Seifsa president sees new political climate as opportunity to revive metals sector
Steel and Engineering Federation of Southern Africa (Seifsa) president Elias Monage has described the establishment of the Government of National Unity (GNU) as an opportunity to revive the metals and engineering sector by fixing the basics and raising infrastructure spend.
In an address reviewing the past year, he said attracting the investment needed for higher levels of growth would require an ongoing stabilisation of electricity supply, alongside efforts to “fix the very basics” in the areas of water, freight logistics, crime, and visa administration.
“These are the elementary elements of a viable economy,” Monage said.
Speaking only days after organised business and government launched a second phase of a partnership to address the electricity, logistics and crime crises, and announced a goal to raise growth to 3% by 2025, Monage argued that the country was at a “hugely significant moment”.
“After a gruelling election season, the agreement to form a GNU has been hailed as the emergence of a new centre in our heavily polarised political landscape.
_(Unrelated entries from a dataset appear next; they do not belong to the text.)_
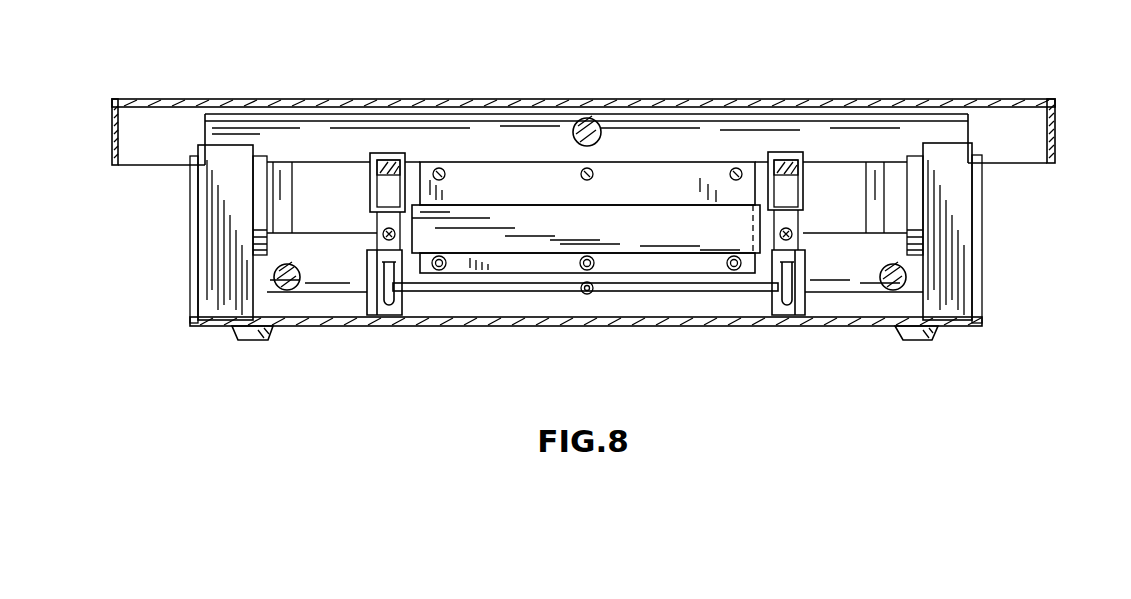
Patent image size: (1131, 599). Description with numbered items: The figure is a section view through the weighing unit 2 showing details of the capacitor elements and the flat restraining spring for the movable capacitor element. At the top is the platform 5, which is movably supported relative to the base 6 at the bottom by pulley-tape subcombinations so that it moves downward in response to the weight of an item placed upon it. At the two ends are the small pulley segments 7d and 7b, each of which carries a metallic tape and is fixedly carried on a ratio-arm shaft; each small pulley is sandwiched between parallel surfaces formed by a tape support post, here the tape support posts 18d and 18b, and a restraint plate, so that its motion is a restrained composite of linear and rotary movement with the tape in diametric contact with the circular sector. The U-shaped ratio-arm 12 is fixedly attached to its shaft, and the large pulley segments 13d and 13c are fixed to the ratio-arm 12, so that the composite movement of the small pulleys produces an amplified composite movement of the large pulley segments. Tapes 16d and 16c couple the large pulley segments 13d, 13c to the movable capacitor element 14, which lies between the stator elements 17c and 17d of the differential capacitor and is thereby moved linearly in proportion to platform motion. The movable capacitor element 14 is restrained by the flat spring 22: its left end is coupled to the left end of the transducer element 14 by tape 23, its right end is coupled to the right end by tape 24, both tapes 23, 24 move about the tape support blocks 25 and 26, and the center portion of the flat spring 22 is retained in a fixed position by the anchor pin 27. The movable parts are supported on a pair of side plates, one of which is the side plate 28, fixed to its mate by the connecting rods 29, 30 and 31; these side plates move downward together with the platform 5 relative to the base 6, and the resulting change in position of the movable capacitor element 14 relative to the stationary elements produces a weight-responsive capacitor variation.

The weighing unit 2 is at (356, 94).
The platform 5 is at (247, 98).
The base 6 is at (503, 321).
The small pulley segment 7b is at (913, 188).
The small pulley segment 7d is at (260, 193).
The U-shaped ratio-arm 12 is at (322, 177).
The large pulley segment 13c is at (805, 152).
The large pulley segment 13d is at (405, 155).
The movable capacitor element 14 is at (693, 218).
The tape 16c is at (773, 180).
The tape 16d is at (368, 160).
The stator element 17c is at (527, 172).
The stator element 17d is at (652, 262).
The tape support post 18b is at (957, 240).
The tape support post 18d is at (218, 246).
The flat spring 22 is at (550, 292).
The tape 23 is at (372, 296).
The tape 24 is at (794, 289).
The tape support block 25 is at (395, 314).
The tape support block 26 is at (767, 314).
The anchor pin 27 is at (592, 294).
The side plate 28 is at (505, 125).
The connecting rod 29 is at (587, 118).
The connecting rod 30 is at (890, 292).
The connecting rod 31 is at (287, 292).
“[This] is clearly a hugely significant moment and an opportunity for new beginnings.”
He urged business to engage with the GNU in a way that held it to account while building a partnership for mutual growth.
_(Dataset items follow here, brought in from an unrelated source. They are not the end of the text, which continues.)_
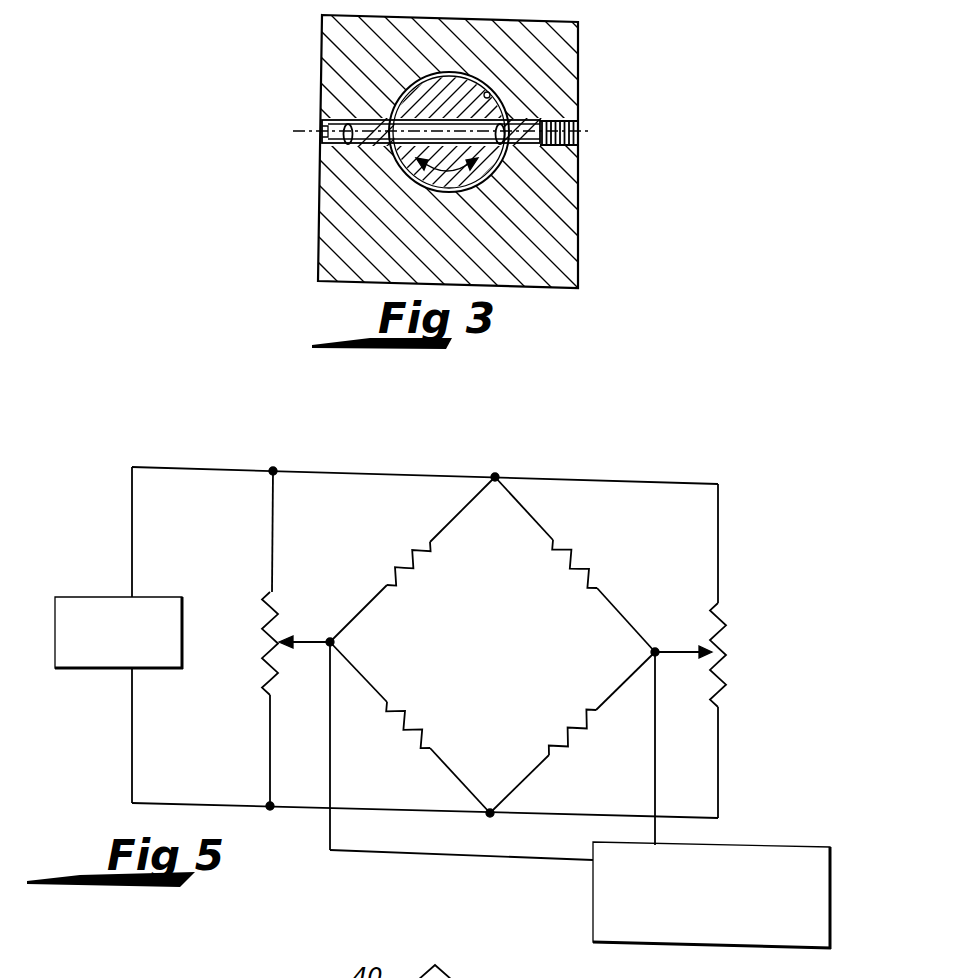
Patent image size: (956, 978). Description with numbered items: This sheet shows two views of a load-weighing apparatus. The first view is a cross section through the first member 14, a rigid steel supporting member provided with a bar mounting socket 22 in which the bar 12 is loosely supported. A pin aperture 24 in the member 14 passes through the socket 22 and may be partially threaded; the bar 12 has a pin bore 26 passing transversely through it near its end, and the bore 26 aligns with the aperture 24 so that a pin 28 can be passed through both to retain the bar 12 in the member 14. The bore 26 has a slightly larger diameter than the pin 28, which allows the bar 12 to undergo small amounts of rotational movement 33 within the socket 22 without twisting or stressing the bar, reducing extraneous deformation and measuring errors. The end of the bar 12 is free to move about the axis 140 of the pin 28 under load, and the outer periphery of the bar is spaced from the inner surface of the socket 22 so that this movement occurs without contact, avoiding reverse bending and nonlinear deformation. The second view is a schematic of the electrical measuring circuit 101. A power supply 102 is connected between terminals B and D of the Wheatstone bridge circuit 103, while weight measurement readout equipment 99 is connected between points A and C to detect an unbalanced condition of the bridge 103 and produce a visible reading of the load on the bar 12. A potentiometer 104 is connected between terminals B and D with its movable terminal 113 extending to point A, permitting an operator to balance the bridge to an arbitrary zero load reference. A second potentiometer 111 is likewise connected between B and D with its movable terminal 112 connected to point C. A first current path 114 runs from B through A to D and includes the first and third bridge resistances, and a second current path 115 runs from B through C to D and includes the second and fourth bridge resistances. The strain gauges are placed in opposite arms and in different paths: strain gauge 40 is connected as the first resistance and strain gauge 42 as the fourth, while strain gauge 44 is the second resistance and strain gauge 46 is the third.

In FIG. 3, the bar 12 is at (415, 80).
In FIG. 3, the first member 14 is at (578, 188).
In FIG. 3, the bar mounting socket 22 is at (490, 95).
In FIG. 3, the pin aperture 24 is at (346, 140).
In FIG. 3, the pin bore 26 is at (503, 140).
In FIG. 3, the pin 28 is at (321, 121).
In FIG. 3, the rotational movement 33 is at (447, 201).
In FIG. 3, the axis 140 is at (594, 132).
In FIG. 5, the circuit 101 is at (419, 585).
In FIG. 5, the power supply 102 is at (166, 597).
In FIG. 5, the bridge circuit 103 is at (516, 649).
In FIG. 5, the potentiometer 104 is at (226, 638).
In FIG. 5, the second potentiometer 111 is at (766, 646).
In FIG. 5, the movable terminal 112 is at (683, 650).
In FIG. 5, the movable terminal 113 is at (305, 641).
In FIG. 5, the first current path 114 is at (458, 515).
In FIG. 5, the second current path 115 is at (540, 522).
In FIG. 5, the strain gauge 40 is at (425, 540).
In FIG. 5, the strain gauge 44 is at (595, 578).
In FIG. 5, the strain gauge 46 is at (400, 742).
In FIG. 5, the strain gauge 42 is at (563, 742).
In FIG. 5, the weight measurement readout equipment 99 is at (757, 843).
“The secret of change is to focus all our energies not just on fighting the old but on building the new.”
He said Seifsa should also use the opportunity to convince the GNU to urgently speed up infrastructure spend to boost demand.
For the metals and engineering sector, where investment had stagnated for years and where employment had slumped, action plans were required to drive demand.
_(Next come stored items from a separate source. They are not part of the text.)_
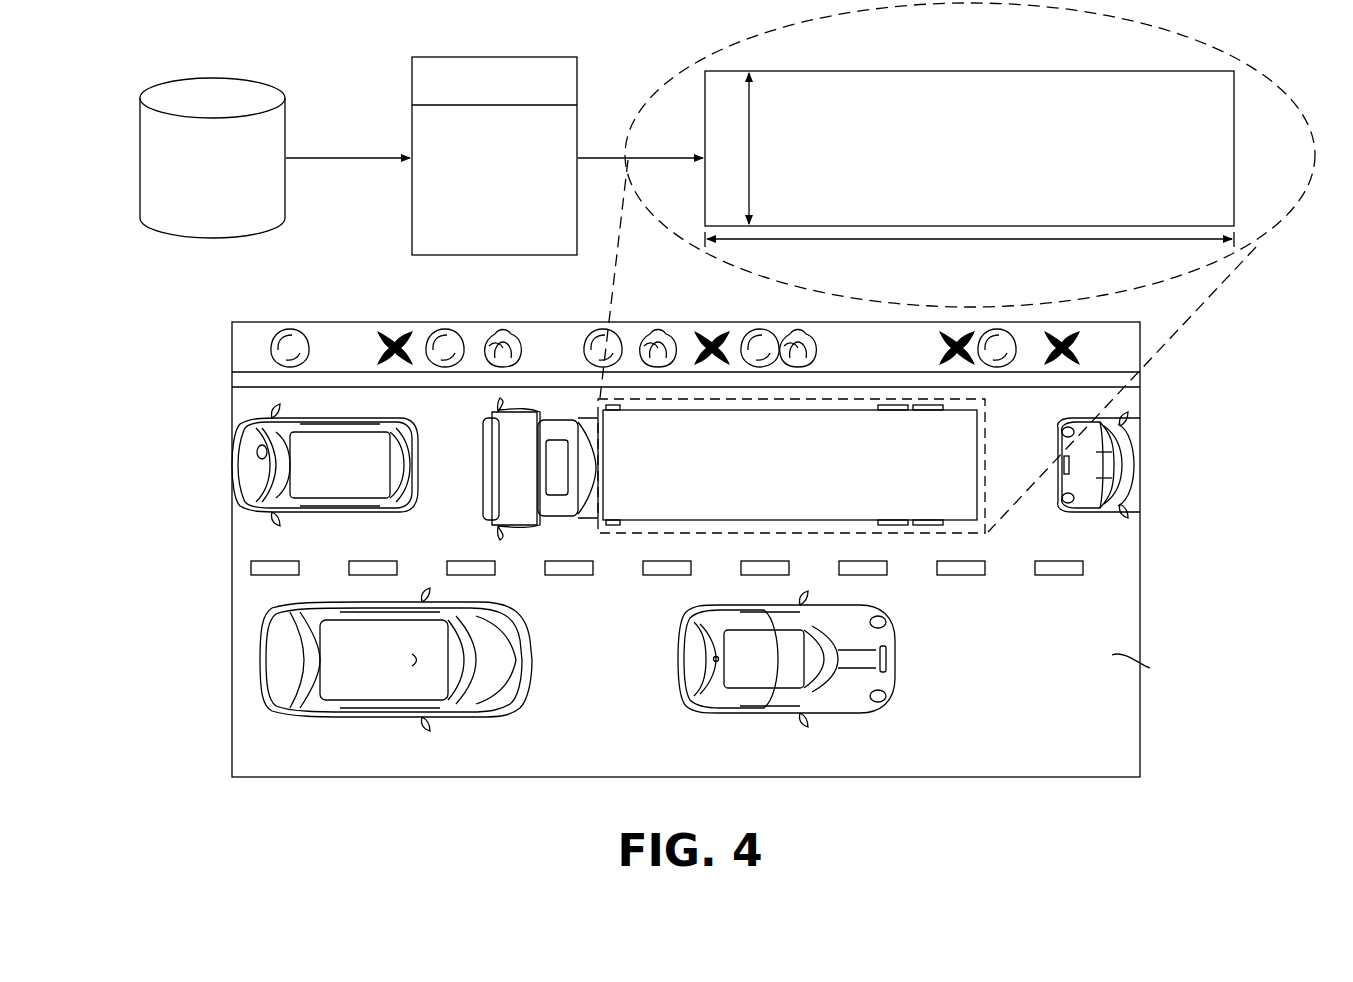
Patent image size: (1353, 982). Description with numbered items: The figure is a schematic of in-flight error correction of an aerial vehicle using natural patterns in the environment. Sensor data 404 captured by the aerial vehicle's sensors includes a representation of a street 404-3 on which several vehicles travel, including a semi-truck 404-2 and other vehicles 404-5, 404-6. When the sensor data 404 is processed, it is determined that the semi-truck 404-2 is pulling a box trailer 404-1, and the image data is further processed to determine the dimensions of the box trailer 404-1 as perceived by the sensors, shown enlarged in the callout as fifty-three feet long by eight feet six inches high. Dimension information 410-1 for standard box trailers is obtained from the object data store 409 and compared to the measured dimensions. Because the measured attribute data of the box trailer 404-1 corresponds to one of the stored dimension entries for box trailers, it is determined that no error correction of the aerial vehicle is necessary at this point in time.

The object data store 409 is at (138, 125).
The dimension information 410-1 is at (410, 118).
The box trailer 404-1 is at (1236, 151).
The semi-truck 404-2 is at (979, 432).
The sensor data 404 is at (1141, 570).
The street 404-3 is at (1150, 668).
The vehicle 404-5 is at (775, 683).
The vehicle 404-6 is at (318, 475).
“The Steel Master Plan aims to reverse negative perceptions regarding the steel industry and address constraints to demand by prioritising designation and local procurement, localisation, public and private sector projects, transformation and competitiveness.
“These and other initiatives, as outlined in the plan, will ensure that there is increased output and demand for the metal and engineering sector’s intermediate and final products.”